Su visión volvió a aparecer en su mente, había luces, paredes y pisos de un color blanco y hermoso, un paisaje a lo lejos, el sonido de un océano y el ruido de unos animales que parecían jugar en la pradera, le era confuso pero maravilloso a la vez. Lo más cercano a la felicidad.

Kakapus estaba perdiendo altura y parecía ser arrastrado por una especie de magnetismo, observó la brújula del timón y se percató que la aguja imantada parecía dar vueltas sin ningún sentido. Golpeó la carcasa para ver si era algún tipo de problema con la misma, pero no era así.

Intentó girar el timón nuevamente, desconectó el piloto automático y quiso maniobrar por su cuenta.

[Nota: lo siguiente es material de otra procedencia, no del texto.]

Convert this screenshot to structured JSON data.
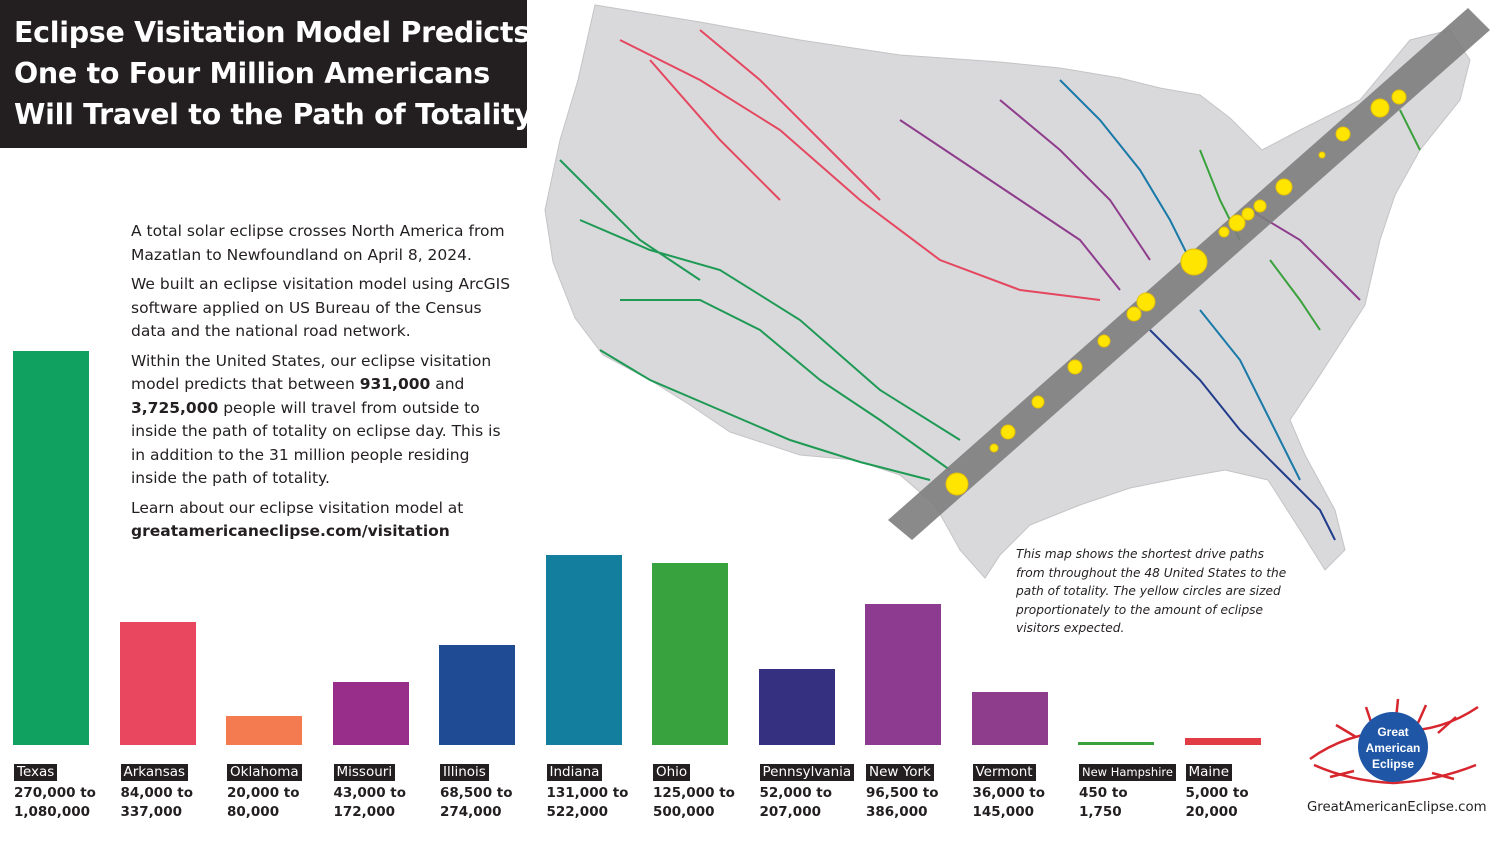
{
  "title": {
    "lines": [
      "Eclipse Visitation Model Predicts",
      "One to Four Million Americans",
      "Will Travel to the Path of Totality"
    ]
  },
  "description": {
    "p1": "A total solar eclipse crosses North America from Mazatlan to Newfoundland on April 8, 2024.",
    "p2": "We built an eclipse visitation model using ArcGIS software applied on US Bureau of the Census data and the national road network.",
    "p3_before": "Within the United States, our eclipse visitation model predicts that between ",
    "p3_low": "931,000",
    "p3_mid": " and ",
    "p3_high": "3,725,000",
    "p3_after": " people will travel from outside to inside the path of totality on eclipse day. This is in addition to the 31 million people residing inside the path of totality.",
    "p4": "Learn about our eclipse visitation model at",
    "link": "greatamericaneclipse.com/visitation"
  },
  "map_note": "This map shows the shortest drive paths from throughout the 48 United States to the path of totality. The yellow circles are sized proportionately to the amount of eclipse visitors expected.",
  "logo": {
    "lines": [
      "Great",
      "American",
      "Eclipse"
    ],
    "url": "GreatAmericanEclipse.com",
    "red": "#d7262e",
    "blue": "#1f57a6"
  },
  "colors": {
    "title_bg": "#231f20",
    "map_land": "#d9d9db",
    "path_band": "#7d7d7d",
    "visitor_circle": "#ffe500"
  },
  "chart_data": {
    "type": "bar",
    "value_basis": "upper estimate of visitors",
    "categories": [
      "Texas",
      "Arkansas",
      "Oklahoma",
      "Missouri",
      "Illinois",
      "Indiana",
      "Ohio",
      "Pennsylvania",
      "New York",
      "Vermont",
      "New Hampshire",
      "Maine"
    ],
    "values": [
      1080000,
      337000,
      80000,
      172000,
      274000,
      522000,
      500000,
      207000,
      386000,
      145000,
      1750,
      20000
    ],
    "ranges": [
      [
        "270,000 to",
        "1,080,000"
      ],
      [
        "84,000 to",
        "337,000"
      ],
      [
        "20,000 to",
        "80,000"
      ],
      [
        "43,000 to",
        "172,000"
      ],
      [
        "68,500 to",
        "274,000"
      ],
      [
        "131,000 to",
        "522,000"
      ],
      [
        "125,000 to",
        "500,000"
      ],
      [
        "52,000 to",
        "207,000"
      ],
      [
        "96,500 to",
        "386,000"
      ],
      [
        "36,000 to",
        "145,000"
      ],
      [
        "450 to",
        "1,750"
      ],
      [
        "5,000 to",
        "20,000"
      ]
    ],
    "colors": [
      "#10a060",
      "#e8475f",
      "#f47b4f",
      "#992d8a",
      "#1f4a94",
      "#137e9e",
      "#38a33e",
      "#35307f",
      "#8d3a91",
      "#8e3c8c",
      "#3aa13d",
      "#e23d44"
    ],
    "ylim": [
      0,
      1080000
    ],
    "grid": false,
    "legend": "none"
  }
}
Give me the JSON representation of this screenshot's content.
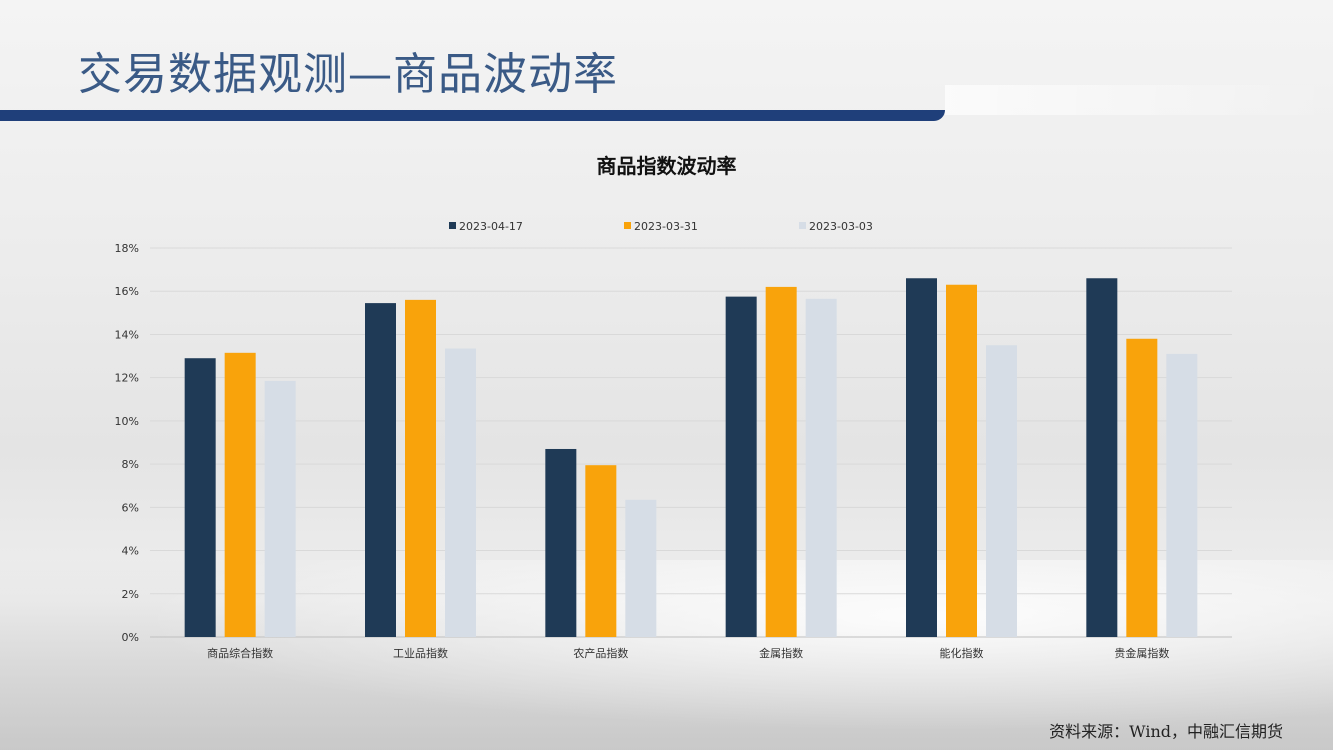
{
  "slide": {
    "title": "交易数据观测—商品波动率",
    "source": "资料来源：Wind，中融汇信期货"
  },
  "colors": {
    "title_text": "#3a5a86",
    "title_bar": "#1f3f7a",
    "series": [
      "#1f3a56",
      "#f9a30b",
      "#d6dde6"
    ]
  },
  "chart_data": {
    "type": "bar",
    "title": "商品指数波动率",
    "categories": [
      "商品综合指数",
      "工业品指数",
      "农产品指数",
      "金属指数",
      "能化指数",
      "贵金属指数"
    ],
    "series": [
      {
        "name": "2023-04-17",
        "values": [
          12.9,
          15.45,
          8.7,
          15.75,
          16.6,
          16.6
        ]
      },
      {
        "name": "2023-03-31",
        "values": [
          13.15,
          15.6,
          7.95,
          16.2,
          16.3,
          13.8
        ]
      },
      {
        "name": "2023-03-03",
        "values": [
          11.85,
          13.35,
          6.35,
          15.65,
          13.5,
          13.1
        ]
      }
    ],
    "ylim": [
      0,
      18
    ],
    "yticks": [
      0,
      2,
      4,
      6,
      8,
      10,
      12,
      14,
      16,
      18
    ],
    "ytick_labels": [
      "0%",
      "2%",
      "4%",
      "6%",
      "8%",
      "10%",
      "12%",
      "14%",
      "16%",
      "18%"
    ],
    "grid": true,
    "legend_position": "top-center"
  }
}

Era imposible hacer que la aeronave virase a babor o estribor, no existía forma alguna de evitar el magnetismo que poseía y que lo llevaba a unas rocas de un color rojizo que se vislumbraba al horizonte.

Aquella montaña era extraña y diferente del resto, todas las demás eran grises, sombrías y con uno que otro deslizamiento de rocas que caían al árido terreno del desierto.

En cambio, esta era puntiaguda y enigmática. Se podía escuchar un trueno, un crujir desde lo más profundo de sus entrañas. Zonder intentó una última maniobra, pero el resultado fue el mismo que el de los anteriores. El ave descendió y se posó en lo más alto de la aeronave.

El gorjeo de este se convertía en un trino agradable para los oídos del joven navegante, pero su miedo era terrible y a medida que pensaba que se acercaba a la muerte, el ave con más fuerza cantaba en el mástil de la aeronave.

Aleteaba y de pronto, las enormes rocas comenzaron a abrirse, luego de todo eso, se volvió oscuridad y nada podía ver el muchacho, solo escuchaba el latir de su corazón que se aceleraba con más ímpetu.

—¡No temas! —Se oyó entre las penumbras.